Announced on June 5, the Income-tax (Amendment) Ordinance seeks to waive taxes on interest income and any capital gains resulting from the sale, exchange, or transfer of these government securities. This tax relief is backdated to take effect from April 1, 2026.
Hailing the move, Ashima Goyal, Ex Member of MPC, RBI noted that markets were concerned about India's balance of payments position, as the country has been running an overall deficit despite having strong foreign exchange reserves.
"I think markets were nervous that is why they need they needed something and this gives them something because although foreign exchange reserves remain very large. But for the last 2 years, we've been seeing that there's an overall balance of payment deficit. So, the fear was that they won't be there are not enough and large equity outflows," she said.
Goyla further mentioned that this has typically happened in the past whenever there has global risk aversion. This time it has been a prolonged due to tariffs and oil shocks.
The measure is seen as reassuring because it could attract more foreign inflows and help narrow the deficit. Additionally, as per Goyal, with the rupee currently undervalued in real terms, foreign investors could benefit both from tax incentives and potential gains if the currency appreciates.
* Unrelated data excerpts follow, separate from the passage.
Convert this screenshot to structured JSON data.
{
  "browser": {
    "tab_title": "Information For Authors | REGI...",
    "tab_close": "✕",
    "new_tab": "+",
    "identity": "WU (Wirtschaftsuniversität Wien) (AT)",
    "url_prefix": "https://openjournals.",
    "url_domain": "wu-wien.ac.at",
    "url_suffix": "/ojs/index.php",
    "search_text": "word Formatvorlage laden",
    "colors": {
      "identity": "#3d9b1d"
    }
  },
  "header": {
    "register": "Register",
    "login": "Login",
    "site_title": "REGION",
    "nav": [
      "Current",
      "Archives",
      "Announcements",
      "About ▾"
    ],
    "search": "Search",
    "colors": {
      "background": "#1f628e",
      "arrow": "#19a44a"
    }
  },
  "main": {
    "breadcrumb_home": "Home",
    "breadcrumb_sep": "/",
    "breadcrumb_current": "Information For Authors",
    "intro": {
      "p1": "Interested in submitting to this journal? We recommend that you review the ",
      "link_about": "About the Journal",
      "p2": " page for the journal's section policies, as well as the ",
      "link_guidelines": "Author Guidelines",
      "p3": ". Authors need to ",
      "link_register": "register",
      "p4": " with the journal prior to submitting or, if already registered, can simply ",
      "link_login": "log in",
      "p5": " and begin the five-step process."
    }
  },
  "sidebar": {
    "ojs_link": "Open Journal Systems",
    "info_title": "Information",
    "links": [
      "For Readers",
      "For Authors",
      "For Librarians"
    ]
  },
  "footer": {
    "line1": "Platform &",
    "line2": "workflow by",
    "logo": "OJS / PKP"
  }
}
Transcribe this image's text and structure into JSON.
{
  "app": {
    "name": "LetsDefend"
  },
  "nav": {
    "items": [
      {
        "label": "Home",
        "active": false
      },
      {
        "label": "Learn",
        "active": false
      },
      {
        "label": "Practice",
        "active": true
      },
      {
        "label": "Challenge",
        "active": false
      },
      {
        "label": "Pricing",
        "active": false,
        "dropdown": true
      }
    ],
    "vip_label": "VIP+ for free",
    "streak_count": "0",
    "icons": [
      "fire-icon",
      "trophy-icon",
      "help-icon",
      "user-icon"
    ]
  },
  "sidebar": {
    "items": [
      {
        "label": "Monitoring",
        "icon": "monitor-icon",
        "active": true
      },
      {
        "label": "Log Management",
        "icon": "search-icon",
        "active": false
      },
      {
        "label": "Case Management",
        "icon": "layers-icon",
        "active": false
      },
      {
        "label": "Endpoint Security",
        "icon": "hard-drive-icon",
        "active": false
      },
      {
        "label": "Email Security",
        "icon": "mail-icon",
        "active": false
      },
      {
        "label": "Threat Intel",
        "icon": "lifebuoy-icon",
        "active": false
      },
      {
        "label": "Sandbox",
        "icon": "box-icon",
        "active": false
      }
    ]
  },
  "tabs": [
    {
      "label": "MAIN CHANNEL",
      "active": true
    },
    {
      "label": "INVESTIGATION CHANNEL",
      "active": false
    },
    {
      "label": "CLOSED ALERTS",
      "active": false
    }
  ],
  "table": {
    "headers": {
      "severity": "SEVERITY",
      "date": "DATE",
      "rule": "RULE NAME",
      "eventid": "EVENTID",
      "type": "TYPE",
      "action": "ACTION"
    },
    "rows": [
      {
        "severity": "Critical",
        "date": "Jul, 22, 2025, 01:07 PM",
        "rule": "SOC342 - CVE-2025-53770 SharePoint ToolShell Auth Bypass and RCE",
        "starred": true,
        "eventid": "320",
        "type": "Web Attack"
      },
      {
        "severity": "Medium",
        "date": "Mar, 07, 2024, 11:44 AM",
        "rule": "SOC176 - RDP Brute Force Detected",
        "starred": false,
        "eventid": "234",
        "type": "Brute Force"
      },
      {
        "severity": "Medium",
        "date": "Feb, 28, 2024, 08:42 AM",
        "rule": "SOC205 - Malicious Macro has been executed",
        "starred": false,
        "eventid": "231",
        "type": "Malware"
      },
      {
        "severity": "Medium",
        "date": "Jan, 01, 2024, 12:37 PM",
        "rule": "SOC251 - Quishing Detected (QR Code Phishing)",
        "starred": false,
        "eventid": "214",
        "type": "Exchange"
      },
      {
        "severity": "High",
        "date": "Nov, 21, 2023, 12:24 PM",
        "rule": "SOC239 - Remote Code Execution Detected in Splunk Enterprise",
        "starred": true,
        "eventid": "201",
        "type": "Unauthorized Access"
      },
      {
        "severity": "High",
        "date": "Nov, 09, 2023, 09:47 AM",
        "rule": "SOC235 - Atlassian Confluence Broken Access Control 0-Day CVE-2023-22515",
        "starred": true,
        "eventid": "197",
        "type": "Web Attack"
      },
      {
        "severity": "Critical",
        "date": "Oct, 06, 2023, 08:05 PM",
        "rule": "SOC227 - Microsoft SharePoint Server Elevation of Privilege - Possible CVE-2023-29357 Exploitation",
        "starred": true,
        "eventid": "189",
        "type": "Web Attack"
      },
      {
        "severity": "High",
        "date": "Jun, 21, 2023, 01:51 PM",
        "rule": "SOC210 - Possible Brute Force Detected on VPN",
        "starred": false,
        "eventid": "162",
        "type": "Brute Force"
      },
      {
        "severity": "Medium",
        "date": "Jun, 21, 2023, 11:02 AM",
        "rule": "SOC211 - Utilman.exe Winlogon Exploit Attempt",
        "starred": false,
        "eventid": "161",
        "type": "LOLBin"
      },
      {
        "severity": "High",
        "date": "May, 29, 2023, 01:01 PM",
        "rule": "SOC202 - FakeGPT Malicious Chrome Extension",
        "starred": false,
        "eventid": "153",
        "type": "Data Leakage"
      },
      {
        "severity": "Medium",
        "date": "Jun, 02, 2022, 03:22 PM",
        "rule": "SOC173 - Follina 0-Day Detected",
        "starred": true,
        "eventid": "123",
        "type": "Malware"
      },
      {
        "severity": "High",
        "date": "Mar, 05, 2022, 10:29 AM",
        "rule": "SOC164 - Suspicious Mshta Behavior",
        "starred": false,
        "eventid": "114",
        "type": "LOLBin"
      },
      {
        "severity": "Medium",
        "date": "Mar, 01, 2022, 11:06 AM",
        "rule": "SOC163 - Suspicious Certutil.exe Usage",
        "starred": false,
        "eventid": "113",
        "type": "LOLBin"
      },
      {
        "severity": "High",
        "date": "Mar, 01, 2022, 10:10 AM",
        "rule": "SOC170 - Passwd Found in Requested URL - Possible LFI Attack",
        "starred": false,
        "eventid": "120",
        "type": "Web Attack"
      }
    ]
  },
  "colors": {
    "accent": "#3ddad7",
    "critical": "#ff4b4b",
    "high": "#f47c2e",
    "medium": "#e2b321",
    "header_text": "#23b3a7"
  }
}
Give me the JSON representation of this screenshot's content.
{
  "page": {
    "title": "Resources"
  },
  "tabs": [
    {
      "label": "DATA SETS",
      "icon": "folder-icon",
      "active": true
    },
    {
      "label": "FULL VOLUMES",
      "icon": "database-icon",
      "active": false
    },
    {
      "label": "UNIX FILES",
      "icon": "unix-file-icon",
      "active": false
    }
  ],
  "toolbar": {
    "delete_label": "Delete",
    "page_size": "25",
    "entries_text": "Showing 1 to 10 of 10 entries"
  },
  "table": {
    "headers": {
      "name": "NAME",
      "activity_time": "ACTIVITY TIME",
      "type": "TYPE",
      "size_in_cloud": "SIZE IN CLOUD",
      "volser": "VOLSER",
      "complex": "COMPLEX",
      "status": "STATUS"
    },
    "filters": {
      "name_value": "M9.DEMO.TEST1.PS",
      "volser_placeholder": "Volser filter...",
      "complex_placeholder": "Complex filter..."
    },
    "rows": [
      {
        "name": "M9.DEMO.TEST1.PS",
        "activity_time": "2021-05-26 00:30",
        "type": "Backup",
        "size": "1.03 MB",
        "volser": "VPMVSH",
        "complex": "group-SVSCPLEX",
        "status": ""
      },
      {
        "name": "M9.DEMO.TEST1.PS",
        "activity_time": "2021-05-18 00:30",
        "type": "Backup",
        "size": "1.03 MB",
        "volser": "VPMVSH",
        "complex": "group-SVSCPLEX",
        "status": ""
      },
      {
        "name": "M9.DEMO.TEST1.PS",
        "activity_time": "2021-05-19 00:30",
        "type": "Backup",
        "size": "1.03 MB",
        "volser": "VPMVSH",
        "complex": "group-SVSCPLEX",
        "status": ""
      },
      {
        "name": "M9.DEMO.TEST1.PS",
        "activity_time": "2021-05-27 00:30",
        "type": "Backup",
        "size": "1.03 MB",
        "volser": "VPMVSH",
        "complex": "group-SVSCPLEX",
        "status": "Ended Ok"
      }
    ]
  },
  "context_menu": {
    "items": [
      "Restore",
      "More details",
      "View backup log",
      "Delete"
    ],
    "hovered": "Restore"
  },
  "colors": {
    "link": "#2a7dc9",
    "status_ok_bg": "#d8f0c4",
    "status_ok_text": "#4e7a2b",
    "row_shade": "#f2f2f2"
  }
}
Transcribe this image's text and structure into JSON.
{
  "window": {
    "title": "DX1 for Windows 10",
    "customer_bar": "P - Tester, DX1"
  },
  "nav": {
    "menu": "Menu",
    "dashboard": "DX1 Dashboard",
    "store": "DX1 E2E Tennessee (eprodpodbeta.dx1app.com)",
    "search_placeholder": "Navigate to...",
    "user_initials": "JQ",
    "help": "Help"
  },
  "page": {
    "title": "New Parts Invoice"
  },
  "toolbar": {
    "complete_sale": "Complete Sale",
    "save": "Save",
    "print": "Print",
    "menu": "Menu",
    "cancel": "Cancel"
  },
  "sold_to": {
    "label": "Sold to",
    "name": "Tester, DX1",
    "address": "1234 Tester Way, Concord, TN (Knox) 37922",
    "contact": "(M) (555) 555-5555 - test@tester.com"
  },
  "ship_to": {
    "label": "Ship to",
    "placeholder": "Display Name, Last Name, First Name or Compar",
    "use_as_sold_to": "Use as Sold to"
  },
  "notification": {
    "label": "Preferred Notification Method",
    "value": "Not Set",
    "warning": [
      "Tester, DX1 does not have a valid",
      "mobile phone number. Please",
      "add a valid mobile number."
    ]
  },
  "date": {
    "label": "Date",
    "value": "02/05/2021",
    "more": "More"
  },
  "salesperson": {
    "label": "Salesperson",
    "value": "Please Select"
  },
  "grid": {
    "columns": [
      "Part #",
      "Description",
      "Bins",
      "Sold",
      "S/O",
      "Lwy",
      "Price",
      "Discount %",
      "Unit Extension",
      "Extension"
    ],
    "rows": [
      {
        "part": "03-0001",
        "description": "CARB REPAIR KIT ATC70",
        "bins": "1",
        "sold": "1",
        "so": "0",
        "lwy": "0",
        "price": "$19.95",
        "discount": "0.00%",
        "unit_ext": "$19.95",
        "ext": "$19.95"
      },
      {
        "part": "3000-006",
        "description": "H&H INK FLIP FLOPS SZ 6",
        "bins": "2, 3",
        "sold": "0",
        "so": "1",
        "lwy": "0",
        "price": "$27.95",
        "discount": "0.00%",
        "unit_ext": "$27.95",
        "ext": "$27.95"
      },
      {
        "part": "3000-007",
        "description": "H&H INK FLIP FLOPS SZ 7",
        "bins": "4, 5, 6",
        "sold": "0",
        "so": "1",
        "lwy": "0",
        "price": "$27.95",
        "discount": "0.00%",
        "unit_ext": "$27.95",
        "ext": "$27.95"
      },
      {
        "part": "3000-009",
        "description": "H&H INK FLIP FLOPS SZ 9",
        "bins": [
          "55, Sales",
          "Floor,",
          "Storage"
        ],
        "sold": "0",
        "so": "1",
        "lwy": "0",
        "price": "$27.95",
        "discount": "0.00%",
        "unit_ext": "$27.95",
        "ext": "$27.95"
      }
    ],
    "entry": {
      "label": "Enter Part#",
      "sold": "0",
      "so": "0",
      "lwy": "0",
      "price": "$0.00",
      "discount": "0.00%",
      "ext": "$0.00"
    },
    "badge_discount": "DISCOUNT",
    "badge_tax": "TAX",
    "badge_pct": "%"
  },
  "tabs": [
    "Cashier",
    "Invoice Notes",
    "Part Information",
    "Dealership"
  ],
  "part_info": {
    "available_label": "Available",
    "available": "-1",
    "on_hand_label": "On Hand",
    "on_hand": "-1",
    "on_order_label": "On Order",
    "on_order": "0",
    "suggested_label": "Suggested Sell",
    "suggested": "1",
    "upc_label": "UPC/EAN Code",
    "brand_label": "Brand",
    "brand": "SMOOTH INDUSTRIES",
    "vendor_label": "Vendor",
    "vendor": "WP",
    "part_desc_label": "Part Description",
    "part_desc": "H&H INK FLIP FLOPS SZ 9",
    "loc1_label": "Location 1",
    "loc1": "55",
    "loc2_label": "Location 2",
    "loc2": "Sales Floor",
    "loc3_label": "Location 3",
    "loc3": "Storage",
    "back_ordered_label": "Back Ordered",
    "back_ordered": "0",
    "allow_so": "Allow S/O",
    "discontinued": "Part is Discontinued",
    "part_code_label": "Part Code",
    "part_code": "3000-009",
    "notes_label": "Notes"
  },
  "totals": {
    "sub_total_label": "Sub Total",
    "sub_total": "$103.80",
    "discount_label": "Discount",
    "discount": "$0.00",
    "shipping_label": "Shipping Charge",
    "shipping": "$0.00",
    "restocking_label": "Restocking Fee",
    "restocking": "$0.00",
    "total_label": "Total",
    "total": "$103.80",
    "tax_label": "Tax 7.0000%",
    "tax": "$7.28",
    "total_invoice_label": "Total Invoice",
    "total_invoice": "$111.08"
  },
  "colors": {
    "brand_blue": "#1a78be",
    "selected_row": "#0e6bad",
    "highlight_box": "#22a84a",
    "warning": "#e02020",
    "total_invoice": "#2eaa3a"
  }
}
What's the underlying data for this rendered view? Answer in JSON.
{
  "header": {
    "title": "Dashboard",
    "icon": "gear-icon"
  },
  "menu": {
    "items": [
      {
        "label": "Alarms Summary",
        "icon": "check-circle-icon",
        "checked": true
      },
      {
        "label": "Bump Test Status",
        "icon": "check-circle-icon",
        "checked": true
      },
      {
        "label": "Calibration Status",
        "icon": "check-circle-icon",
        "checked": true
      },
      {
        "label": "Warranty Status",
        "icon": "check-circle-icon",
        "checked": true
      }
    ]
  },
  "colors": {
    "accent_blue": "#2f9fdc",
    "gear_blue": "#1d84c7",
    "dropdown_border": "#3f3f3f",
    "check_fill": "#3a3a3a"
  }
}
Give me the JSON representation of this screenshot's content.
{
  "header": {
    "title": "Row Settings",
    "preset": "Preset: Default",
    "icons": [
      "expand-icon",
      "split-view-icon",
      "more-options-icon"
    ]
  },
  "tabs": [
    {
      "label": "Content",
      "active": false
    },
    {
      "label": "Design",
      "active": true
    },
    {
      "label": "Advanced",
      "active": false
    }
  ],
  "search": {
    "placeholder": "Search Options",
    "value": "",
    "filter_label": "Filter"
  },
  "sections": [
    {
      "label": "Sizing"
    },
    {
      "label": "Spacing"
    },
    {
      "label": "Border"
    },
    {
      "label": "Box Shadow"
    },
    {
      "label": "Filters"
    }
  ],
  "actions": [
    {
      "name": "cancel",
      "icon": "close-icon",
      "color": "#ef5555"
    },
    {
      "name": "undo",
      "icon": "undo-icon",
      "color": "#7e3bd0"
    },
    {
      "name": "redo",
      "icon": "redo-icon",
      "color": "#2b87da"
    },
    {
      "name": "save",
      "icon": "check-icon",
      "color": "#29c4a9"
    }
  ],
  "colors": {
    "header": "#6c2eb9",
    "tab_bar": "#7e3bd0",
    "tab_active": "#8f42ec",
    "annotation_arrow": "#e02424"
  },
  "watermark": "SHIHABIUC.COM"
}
"Measure that reassures markets that this balance of payment deficit is likely to be to to disappear now, given that will improve inflows into India. The interesting thing is that the rupee is highly depreciated in real terms," Goyal said.
She added, "in all past episodes, we have seen when it (rupee) reaches such levels, it reverses. Now, if these inflows come in and the rupee reverses, that will give them double returns because not only will they gain from tax exemptions, but coming in at a lower rupee and gaining from a higher rupee will give them major returns. So, it's a a double benefit for them."
Meanwhile, Radhika Rao senior economist and executive director at DBS Bank said, "the kind of the toolkit that could be used but the central bank and the government have rightly used everything that was announced essentially I think showing uh you know that all efforts you know all hands around deck in terms of wanting to attract inflows."